Творчеству Алексея Хвостенко, которого и друзья, и незнакомые люди час-то называли Хвост, трудно дать точное жанровое определение. Художник и скульптор, поэт, сочинитель популярных песен, джазист, редактор журналов и режиссер спектаклей, организатор художественно-богемной жизни в Питере, потом в Париже, а потом, к сожалению, на короткий срок — в Нью-Йорке, где живу и я. Пожалуй, он был художником в англоязычном смысле слова «artist», что подразумевает и художника, и поэта, и музыканта, но главное — человека с артистической, художественной психофизиологией («sensibility»). Я ввожу здесь ссылки на английский язык и на художественные понятия англоязычной культуры не случайно — не только из-за Нью-Йорка.

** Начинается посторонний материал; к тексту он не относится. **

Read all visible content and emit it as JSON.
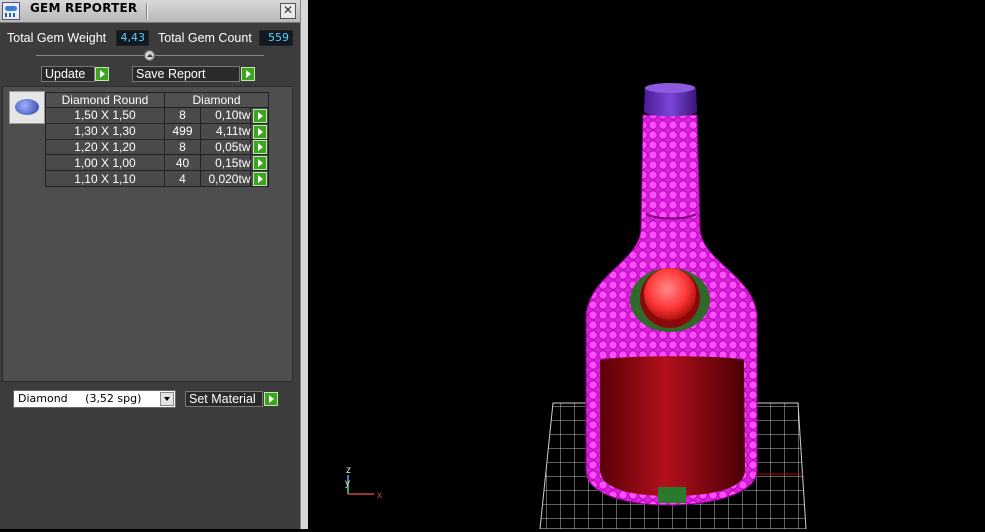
{
  "window": {
    "title": "GEM REPORTER",
    "close_symbol": "✕"
  },
  "totals": {
    "weight_label": "Total Gem Weight",
    "weight_value": "4,43",
    "count_label": "Total Gem Count",
    "count_value": "559"
  },
  "buttons": {
    "update": "Update",
    "save_report": "Save Report",
    "set_material": "Set Material"
  },
  "table": {
    "headers": [
      "Diamond Round",
      "Diamond"
    ],
    "rows": [
      {
        "size": "1,50 X 1,50",
        "count": "8",
        "weight": "0,10tw"
      },
      {
        "size": "1,30 X 1,30",
        "count": "499",
        "weight": "4,11tw"
      },
      {
        "size": "1,20 X 1,20",
        "count": "8",
        "weight": "0,05tw"
      },
      {
        "size": "1,00 X 1,00",
        "count": "40",
        "weight": "0,15tw"
      },
      {
        "size": "1,10 X 1,10",
        "count": "4",
        "weight": "0,020tw"
      }
    ]
  },
  "material": {
    "selected": "Diamond     (3,52 spg)"
  },
  "viewport": {
    "axis": {
      "z": "z",
      "y": "y",
      "x": "x"
    },
    "colors": {
      "gems": "#ff33ff",
      "label": "#c1121a",
      "cap": "#6a2fc0",
      "grid": "#bdbdbd"
    }
  },
  "icons": {
    "app": "gem-reporter-app-icon",
    "go": "green-arrow-icon",
    "thumb": "diamond-round-icon"
  }
}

Хвост, несмотря на несколько утрированные народность и фольклорность (которые, конечно, в нем тоже были органичными) и крест на шее поверх майки, был художником по своему складу западным — вернее, космополитичным, принадлежащим всему миру. Вырос он в ленинградской интеллигентной семье, был хорошо образован, начитан, хорошо знал английский и французский языки. В ранние 1960-е помогал тогдашнему своему другу Иосифу Бродскому с первыми переводами. В бытовом поведении Хвостенко был не просто «представителем русской художественной богемы 60-х» — нет, он был одним из основных создателей этой богемы, особенно питерской7 (питерские и московские богемные круги тех лет несколько отличались).
В книге избранных стихотворений Алексея Хвостенко сквозит воздух Пи-тера 1960-х и Москвы начала 1970-х: звон стаканов, табачный дым, скрип передвигаемых стульев, «áкающие» женские голоса (слов не разобрать), перебор гитары. В этом смысле особенно интересна последняя часть книги, посвященная раннему периоду и вот этой самой прокуренной, упоительной обстановке арт-богемы 1960–1970-х, потом Парижа, немного Нью-Йорка.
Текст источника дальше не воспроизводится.